London Mayor Sadiq Khan posted on Twitter Barlow’s decision should be “a turning point” in the city’s pressure to reduce emissions, adding that “toxic air pollution is a public health crisis”.

Air pollution kills 8.8 million people a year

Bronx pollution

Trucks and cars travel on the Cross Bronx Highway on May 25, 2017 in the Bronx, New York. The highway is one of the busiest in the country, and the neighborhoods above it have very high levels of asthma in their communities.

Andrew Lichtenstein / Corbis via Getty Images


Gas plants and vehicles produce air pollutants such as nitrogen oxides, sulfur dioxide and hydrocarbons. These chemicals can react with sunlight to create smog, which lowers air quality to unhealthy levels.

Kissi-Debrah is not the first person to die from air pollution – it causes about 8.8 million deaths annually worldwide. A study has shown that almost 800,000 Europeans died due to air pollution problems in 2015 alone.

Since last year, 91% of the world’s population has lived in places where air quality does not meet WHO safety standards.

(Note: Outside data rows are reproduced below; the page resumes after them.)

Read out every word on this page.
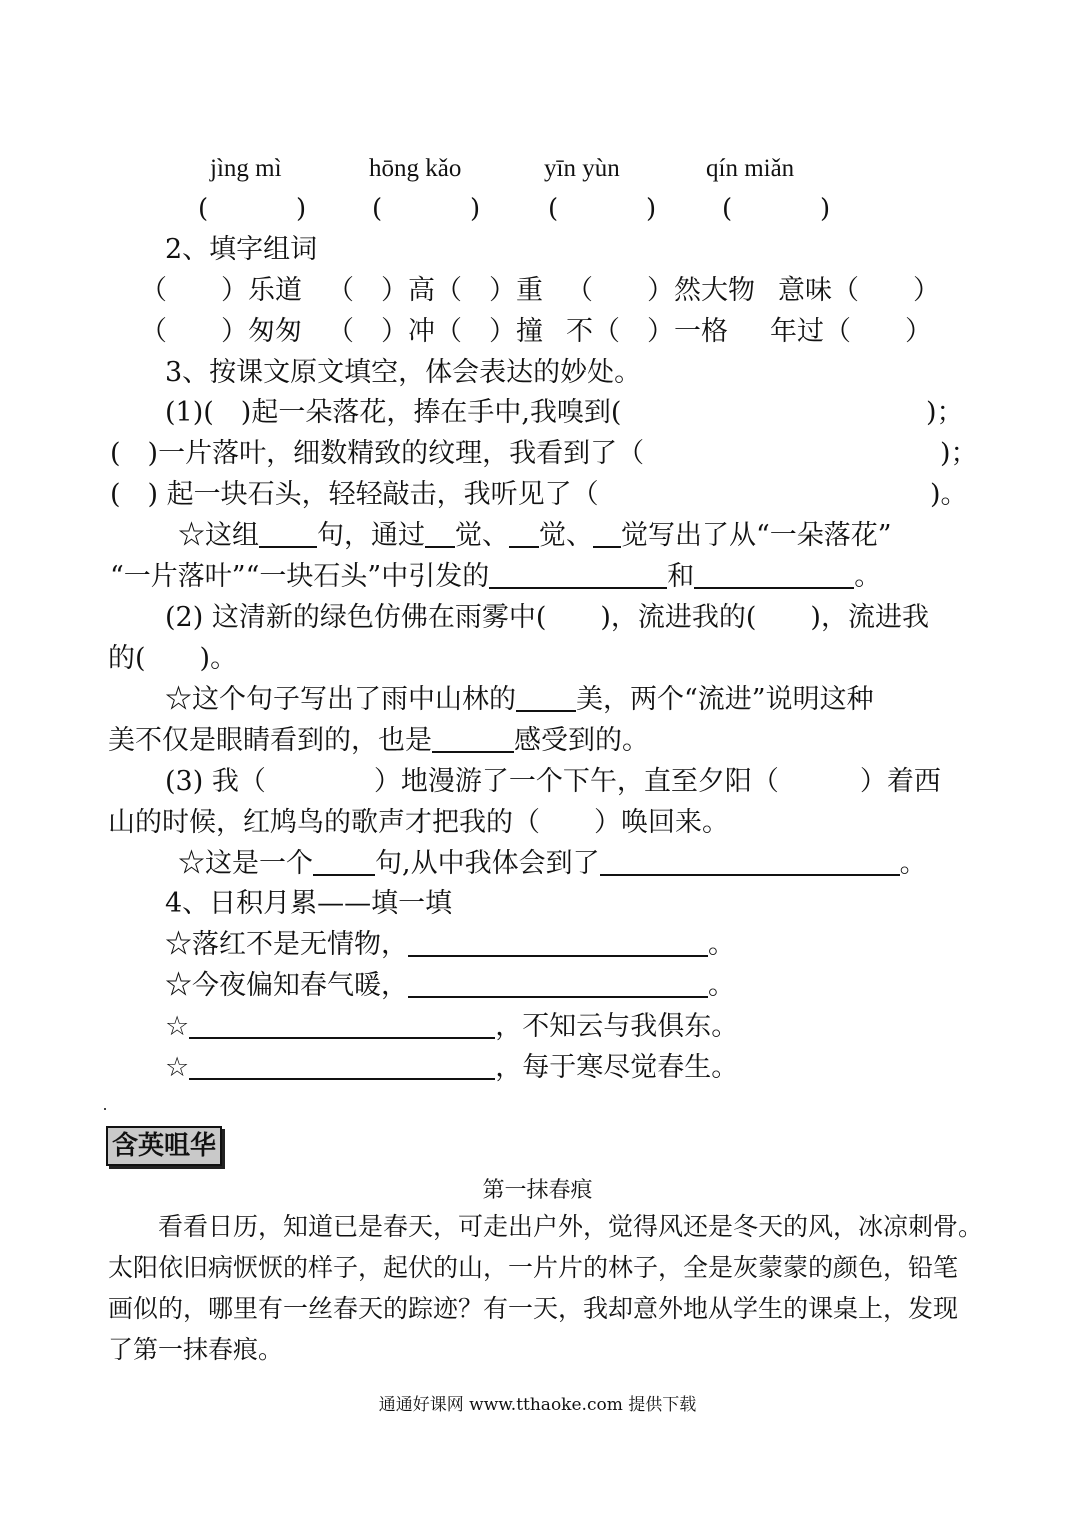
jìng mì	hōng kǎo	yīn yùn	qín miǎn
(	)	(	)	(	)	(	)
2、填字组词
（　　）乐道 （　）高（　）重 （　　）然大物 意味（　　）
（　　）匆匆 （　）冲（　）撞 不（　）一格 年过（　　）
3、按课文原文填空，体会表达的妙处。
(1)(　)起一朵落花，捧在手中,我嗅到(	)；
(　)一片落叶，细数精致的纹理，我看到了（	)；
(　) 起一块石头，轻轻敲击，我听见了（	)。
☆这组 句，通过 觉、 觉、 觉写出了从“一朵落花”
“一片落叶”“一块石头”中引发的	和	。
(2) 这清新的绿色仿佛在雨雾中(　　)，流进我的(　　)，流进我
的(　　)。
☆这个句子写出了雨中山林的 美，两个“流进”说明这种
美不仅是眼睛看到的，也是	感受到的。
(3) 我（　　　　）地漫游了一个下午，直至夕阳（　　　）着西
山的时候，红鸠鸟的歌声才把我的（　　）唤回来。
☆这是一个 句,从中我体会到了	。
4、日积月累——填一填
☆落红不是无情物，	。
☆今夜偏知春气暖，	。
☆	，不知云与我俱东。
☆	，每于寒尽觉春生。
含英咀华
第一抹春痕
看看日历，知道已是春天，可走出户外，觉得风还是冬天的风，冰凉刺骨。
太阳依旧病恹恹的样子，起伏的山，一片片的林子，全是灰蒙蒙的颜色，铅笔
画似的，哪里有一丝春天的踪迹？有一天，我却意外地从学生的课桌上，发现
了第一抹春痕。
通通好课网 www.tthaoke.com 提供下载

Studies in China and Canada show that children who breathe poor air are more likely to have difficulty breathing and asthma. A study involving New York schoolchildren also found that children who breathe unhealthy air are more likely to need academic intervention.

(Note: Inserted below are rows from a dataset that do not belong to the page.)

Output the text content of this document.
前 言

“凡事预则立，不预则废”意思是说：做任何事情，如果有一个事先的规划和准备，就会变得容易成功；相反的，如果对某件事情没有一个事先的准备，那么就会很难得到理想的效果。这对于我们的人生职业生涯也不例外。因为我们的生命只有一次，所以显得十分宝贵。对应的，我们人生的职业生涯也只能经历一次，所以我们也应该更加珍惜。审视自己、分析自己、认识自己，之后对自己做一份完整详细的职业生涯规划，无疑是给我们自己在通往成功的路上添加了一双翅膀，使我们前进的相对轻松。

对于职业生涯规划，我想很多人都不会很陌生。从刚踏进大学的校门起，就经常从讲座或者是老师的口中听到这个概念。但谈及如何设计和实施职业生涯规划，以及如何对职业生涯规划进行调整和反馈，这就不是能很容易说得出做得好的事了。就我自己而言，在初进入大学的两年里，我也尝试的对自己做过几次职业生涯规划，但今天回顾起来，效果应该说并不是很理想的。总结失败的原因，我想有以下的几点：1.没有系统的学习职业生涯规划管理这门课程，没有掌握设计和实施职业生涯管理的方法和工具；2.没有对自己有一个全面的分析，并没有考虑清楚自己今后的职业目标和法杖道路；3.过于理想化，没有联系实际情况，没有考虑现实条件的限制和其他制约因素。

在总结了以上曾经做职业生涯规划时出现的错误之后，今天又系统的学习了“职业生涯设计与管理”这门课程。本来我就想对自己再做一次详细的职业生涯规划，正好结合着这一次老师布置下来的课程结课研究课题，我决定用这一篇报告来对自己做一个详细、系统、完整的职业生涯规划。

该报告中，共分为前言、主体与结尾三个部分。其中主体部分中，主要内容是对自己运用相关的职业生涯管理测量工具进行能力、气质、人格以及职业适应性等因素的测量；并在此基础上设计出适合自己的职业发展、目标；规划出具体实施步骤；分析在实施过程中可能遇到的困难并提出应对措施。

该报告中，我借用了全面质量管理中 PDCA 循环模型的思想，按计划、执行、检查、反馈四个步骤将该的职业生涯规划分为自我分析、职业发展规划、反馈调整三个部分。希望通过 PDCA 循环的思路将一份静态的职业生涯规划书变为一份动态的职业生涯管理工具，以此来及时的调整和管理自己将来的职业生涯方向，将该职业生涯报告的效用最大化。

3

Research in the United States shows that dementia and cognitive decline rates are higher in places with more air pollution.

Tuttle keeps the inhaler for her son at their rental home in Steilacoom

A mother helps her son use an inhaler.

REUTERS / Lindsey Wasson


Most air pollution comes in the form of methane and carbon dioxide emissions from burning coal, oil and natural gas. These fossil fuels can also emit pollutants such as benzene, a chemical related to leukemia and childhood blood disorders, and formaldehyde, which is carcinogenic.

When sunlight interacts with pollutants, chemical reactions can create ground-level ozone, a type of ozone that can trigger a variety of breathing problems, especially for children and the elderly, according to the Environmental Protection Agency.

Ozone respiration at ground level can reduce a person’s lung function and damage lung tissue, exacerbating conditions such as emphysema and asthma.